The Committee's decision on a student's retention case may result in removal from the Program. However, when appropriate, the student may be given the opportunity to correct identified deficiencies. Should the student be unable or unwilling to do so to the satisfaction of the Committee, s/he will be removed from the Teacher Education Program.
Retention questions should be directed to the TEPAR Committee's chair, Dr. Deborah Williams, 318-797-5040, Business/Education Building, Room 367.

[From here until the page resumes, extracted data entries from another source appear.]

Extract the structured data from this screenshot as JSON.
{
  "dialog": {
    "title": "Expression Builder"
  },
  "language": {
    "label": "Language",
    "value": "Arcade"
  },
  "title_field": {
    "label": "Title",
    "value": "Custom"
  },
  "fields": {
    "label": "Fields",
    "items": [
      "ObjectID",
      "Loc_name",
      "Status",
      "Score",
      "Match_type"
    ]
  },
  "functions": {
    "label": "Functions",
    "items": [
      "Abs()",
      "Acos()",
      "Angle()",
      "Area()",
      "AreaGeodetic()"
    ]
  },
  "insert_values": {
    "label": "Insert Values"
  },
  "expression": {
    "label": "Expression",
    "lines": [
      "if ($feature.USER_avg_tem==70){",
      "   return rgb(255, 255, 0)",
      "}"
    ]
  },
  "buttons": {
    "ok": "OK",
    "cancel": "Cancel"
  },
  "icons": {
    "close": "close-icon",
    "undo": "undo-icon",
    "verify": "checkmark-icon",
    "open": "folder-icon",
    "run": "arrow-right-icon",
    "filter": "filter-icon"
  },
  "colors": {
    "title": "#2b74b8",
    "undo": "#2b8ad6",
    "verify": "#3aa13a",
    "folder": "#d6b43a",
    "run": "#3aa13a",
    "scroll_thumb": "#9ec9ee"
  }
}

Frequently asked questions:
How do I apply?
This is a confidential application and the information contained herein will be used only by university officials for official purposes. Be sure to complete all items and give all information requested. An application will not be considered if it is incomplete. This application becomes an official university document when it is electronically signed and submitted by the applicant, and deliberate falsification may result in disciplinary action. To access this application, you must have a TaskStream account (Contact firstname.lastname@example.org with questions). You will enroll in the TEPAR program using the code found on the School of Education's MOODLE link. Once you have uploaded each component, you will submit your application to the TEPAR Committee.
What is the Praxis test?
The Praxis tests replaced the National Teachers Examinations, which were formerly required. They are similar to many standardized tests, such as the ACT, SAT or the GRE, and are made up of multiple sections. Praxis I includes assessments in the academic skills of reading, writing, and mathematics. The Content Knowledge test assesses a student's knowledge of the information s/he will be teaching.

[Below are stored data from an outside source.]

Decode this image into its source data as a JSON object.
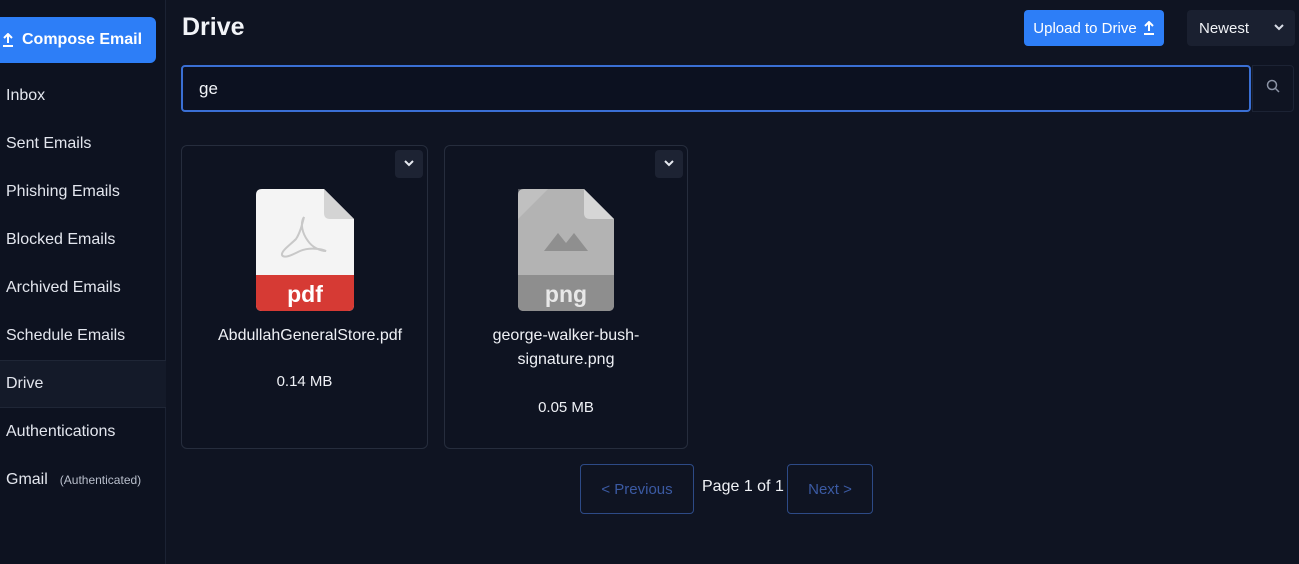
{
  "sidebar": {
    "compose_label": "Compose Email",
    "items": [
      {
        "label": "Inbox"
      },
      {
        "label": "Sent Emails"
      },
      {
        "label": "Phishing Emails"
      },
      {
        "label": "Blocked Emails"
      },
      {
        "label": "Archived Emails"
      },
      {
        "label": "Schedule Emails"
      },
      {
        "label": "Drive"
      },
      {
        "label": "Authentications"
      },
      {
        "label": "Gmail",
        "badge": "(Authenticated)"
      }
    ]
  },
  "header": {
    "title": "Drive",
    "upload_label": "Upload to Drive",
    "sort_value": "Newest"
  },
  "search": {
    "value": "ge"
  },
  "files": [
    {
      "name": "AbdullahGeneralStore.pdf",
      "size": "0.14 MB",
      "type_label": "pdf",
      "icon": "pdf-file-icon"
    },
    {
      "name": "george-walker-bush-signature.png",
      "size": "0.05 MB",
      "type_label": "png",
      "icon": "image-file-icon"
    }
  ],
  "pagination": {
    "prev_label": "< Previous",
    "page_text": "Page 1 of 1",
    "next_label": "Next >"
  },
  "colors": {
    "accent": "#2d7ef7",
    "background": "#0f1422",
    "pdf_red": "#d63a34",
    "png_gray": "#9a9a9a"
  }
}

When should I consider applying?
The semester before you complete 45 hours you should begin the process by taking the PRAXIS test. PRAXIS tests are given on selected Saturdays locally each semester. It may take as long as 6-8 weeks to get your results, however. You may also take the exam by computer at Prometric Testing Center, but must make an appointment ahead of time. After the computer test, they are able to tell you immediately whether you passed the Reading and Math sections; however, you will have to wait for the official results of the Writing section to be sent to you. This whole process can take several months, depending on the availability of appointments and the speed of the Educational Testing Service in sending out scores.

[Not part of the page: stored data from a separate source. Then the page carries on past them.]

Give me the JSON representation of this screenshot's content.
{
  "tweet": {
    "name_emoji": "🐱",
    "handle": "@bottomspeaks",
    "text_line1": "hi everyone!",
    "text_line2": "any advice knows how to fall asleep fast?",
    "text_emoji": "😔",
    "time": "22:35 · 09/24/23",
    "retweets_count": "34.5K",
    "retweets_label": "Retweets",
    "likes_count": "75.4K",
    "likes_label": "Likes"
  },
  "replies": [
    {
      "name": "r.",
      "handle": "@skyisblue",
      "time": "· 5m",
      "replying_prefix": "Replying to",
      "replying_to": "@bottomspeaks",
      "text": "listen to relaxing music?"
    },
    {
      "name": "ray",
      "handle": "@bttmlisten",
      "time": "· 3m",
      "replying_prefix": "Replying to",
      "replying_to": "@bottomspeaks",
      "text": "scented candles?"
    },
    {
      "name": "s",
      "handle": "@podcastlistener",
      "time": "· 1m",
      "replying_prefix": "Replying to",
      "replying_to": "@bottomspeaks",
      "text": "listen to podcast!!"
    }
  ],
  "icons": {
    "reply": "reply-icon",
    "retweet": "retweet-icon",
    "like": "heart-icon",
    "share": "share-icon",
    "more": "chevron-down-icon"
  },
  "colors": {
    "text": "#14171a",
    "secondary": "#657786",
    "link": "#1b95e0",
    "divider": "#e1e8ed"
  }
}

How often does the Committee meet to consider applications?
The Committee meets three times a year, once each semester (Fall, Spring, and Summer).
How is my GPA calculated?
All college work from all institutions attended are used to calculate GPA. For Alternate Certification students, only grades for courses taken prior to receiving the baccalaureate degree are used in calculating the undergraduate grade point average. Therefore, it is important to list all schools attended on the application form and make sure that transcripts from other schools have either been received in the registrar's office.
If I have a 2.49 GPA, will it be rounded off?
No. If your GPA is low, begin talking to your advisor now to see how you can raise it.
How will I be notified of the committee's decision?
You will receive a TaskStream notification of acceptance or denial.
How many students are accepted into the Program each semester?
There is no set number or limit to the number of students that can be accepted. Every student who applies and is approved by the Committee is accepted into the Program.